Newt Attacks the Courts
Newt Gingrich, former history professor and former Speaker of the U.S. House of Representatives, understands the American three-part government of checks and balances.
This week he pretends not to.
Courts are not supposed to be popular. Judges are charged with making difficult decisions, including sentencing criminals, protecting civil rights and civil liberties, limiting the reach of the elected branches of the government and guarding the integrity of the jury trial system.
American courts have protected the rights of Nazis to march through Jewish communities, decisions not pleasing to many segments of society. Courts have ended racial segregation in schools, the workplace and the polling booth. The Supreme Court sealed the electoral victory for George W. Bush. (Thanks to Ralph Nader, who is thankfully turning his attention away from running for President after his last disaster.)
Courts are on the cutting edge. Law enforcement officers practically have to get a PhD in Constitutional law before hitting the streets and making arrests. My opinion is that sometimes the courts go too far in the name of protecting civil liberties, but that’s better than leaning too far in the other direction.
Courts, especially federal courts, are unpopular with evangelicals and conservatives because of Roe vs. Wade and related decisions.
When the election process proves too responsive to sudden changes in public opinion, laws can be passed which are oppressive to minorities. It is the function of the courts to protect minorities from vocal apparent majorities. (Because voter turnout is always affected by the emotions of the moment, what appears to be a majority one year may not be a majority at the next election.)

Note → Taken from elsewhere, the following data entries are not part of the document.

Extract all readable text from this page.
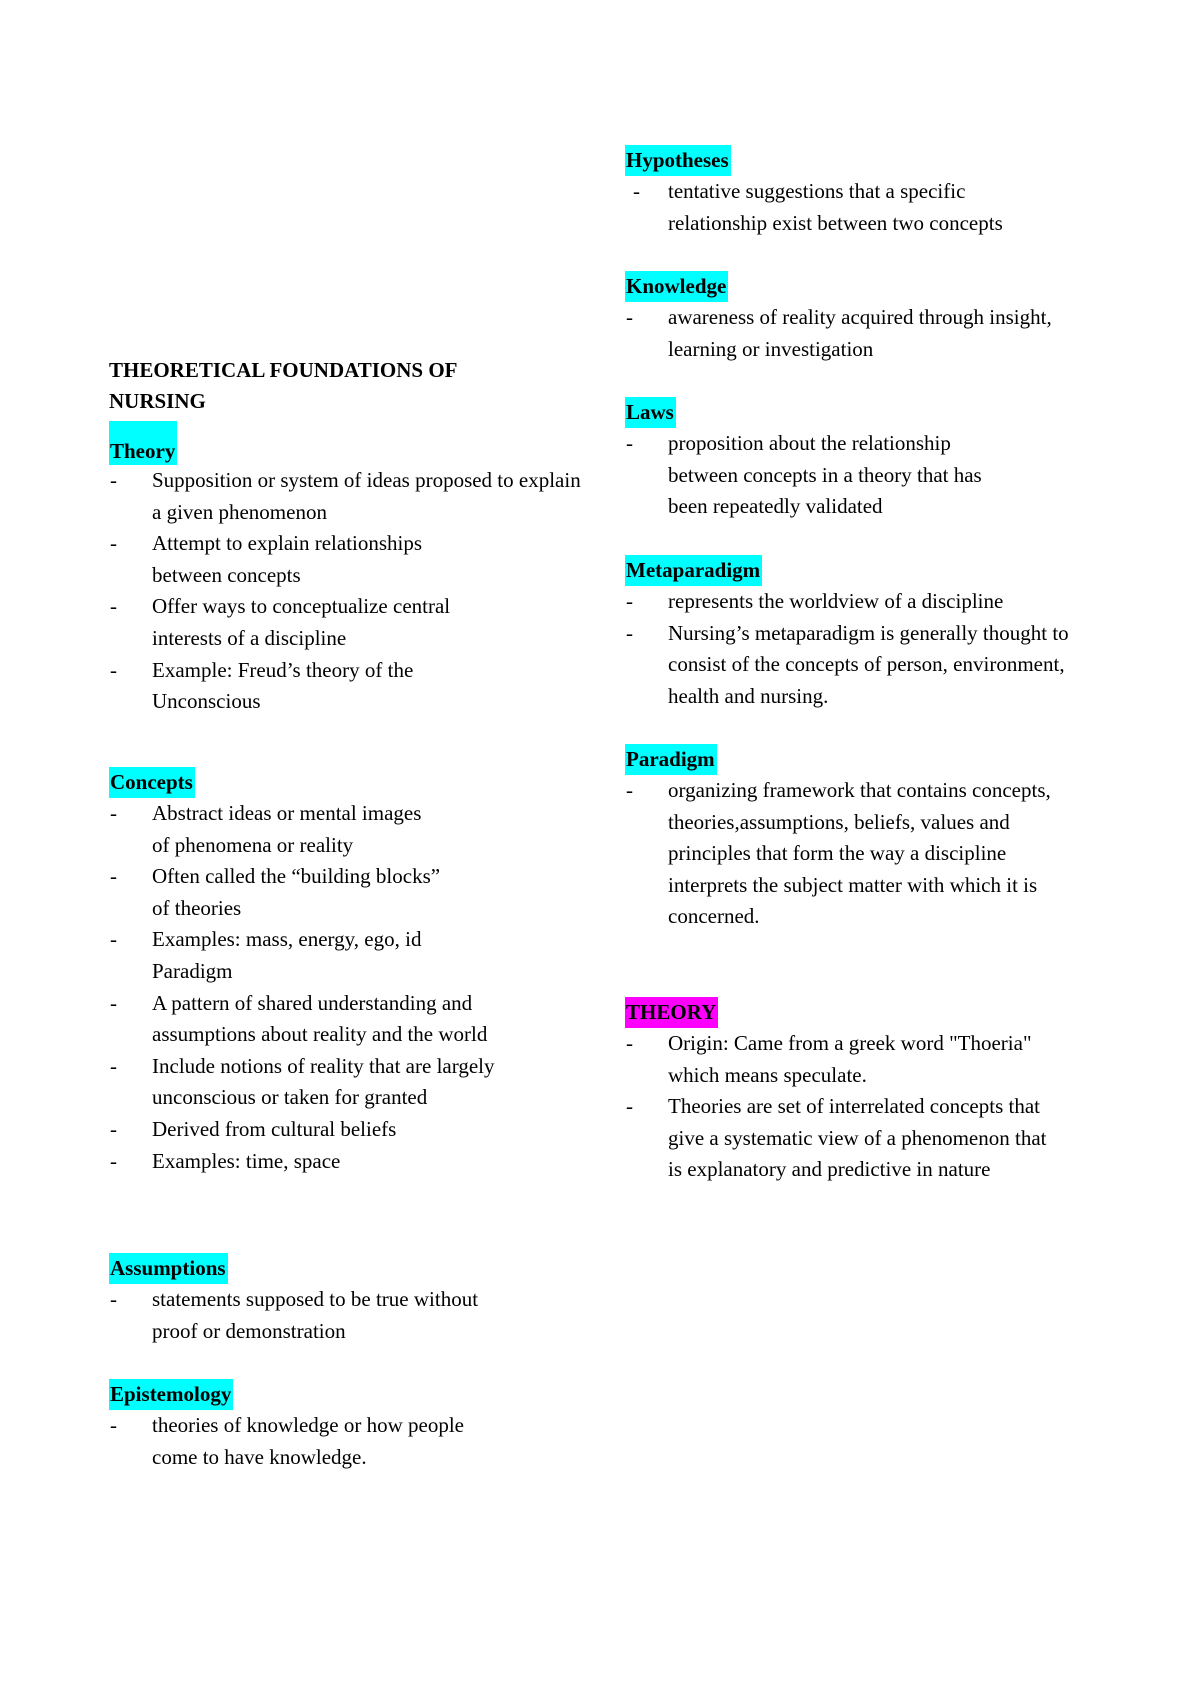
THEORETICAL FOUNDATIONS OF NURSING
Theory
-	Supposition or system of ideas proposed to explain a given phenomenon
-	Attempt to explain relationships between concepts
-	Offer ways to conceptualize central interests of a discipline
-	Example: Freud’s theory of the Unconscious
Concepts
-	Abstract ideas or mental images of phenomena or reality
-	Often called the “building blocks” of theories
-	Examples: mass, energy, ego, id Paradigm
-	A pattern of shared understanding and assumptions about reality and the world
-	Include notions of reality that are largely unconscious or taken for granted
-	Derived from cultural beliefs
-	Examples: time, space
Assumptions
-	statements supposed to be true without proof or demonstration
Epistemology
-	theories of knowledge or how people come to have knowledge.
Hypotheses
-	tentative suggestions that a specific relationship exist between two concepts
Knowledge
-	awareness of reality acquired through insight, learning or investigation
Laws
-	proposition about the relationship between concepts in a theory that has been repeatedly validated
Metaparadigm
-	represents the worldview of a discipline
-	Nursing’s metaparadigm is generally thought to consist of the concepts of person, environment, health and nursing.
Paradigm
-	organizing framework that contains concepts, theories,assumptions, beliefs, values and principles that form the way a discipline interprets the subject matter with which it is concerned.
THEORY
-	Origin: Came from a greek word "Thoeria" which means speculate.
-	Theories are set of interrelated concepts that give a systematic view of a phenomenon that is explanatory and predictive in nature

Courts exist to dampen the swings of the political pendulum. The Founders of the Constitution clearly intended that the courts would perform this function.
Newt, needing more traction with the Tea Party and allies, now is promising to haul judges before Congress to explain their decisions. Oops, there goes a climate for fair, unbiased, principled, reflective judgment. Let’s make a kangaroo court before politicized House committees at which to embarrass and attack judges. Or, let’s not.
Newt knows this will not happen, it cannot happen, and the Constitutional guarantees of separation of powers will make sure that this isn’t going to be. He is simply posturing. This is another throwaway idea to try to seize the passions of the moment before the Iowa caucus.
But think about this; promoting a dangerous, destabilizing and unconstitutional change in government structure, a massive change at that, may indicate a dangerous and destabilizing thought process in a man seeking the highest electoral office in the country.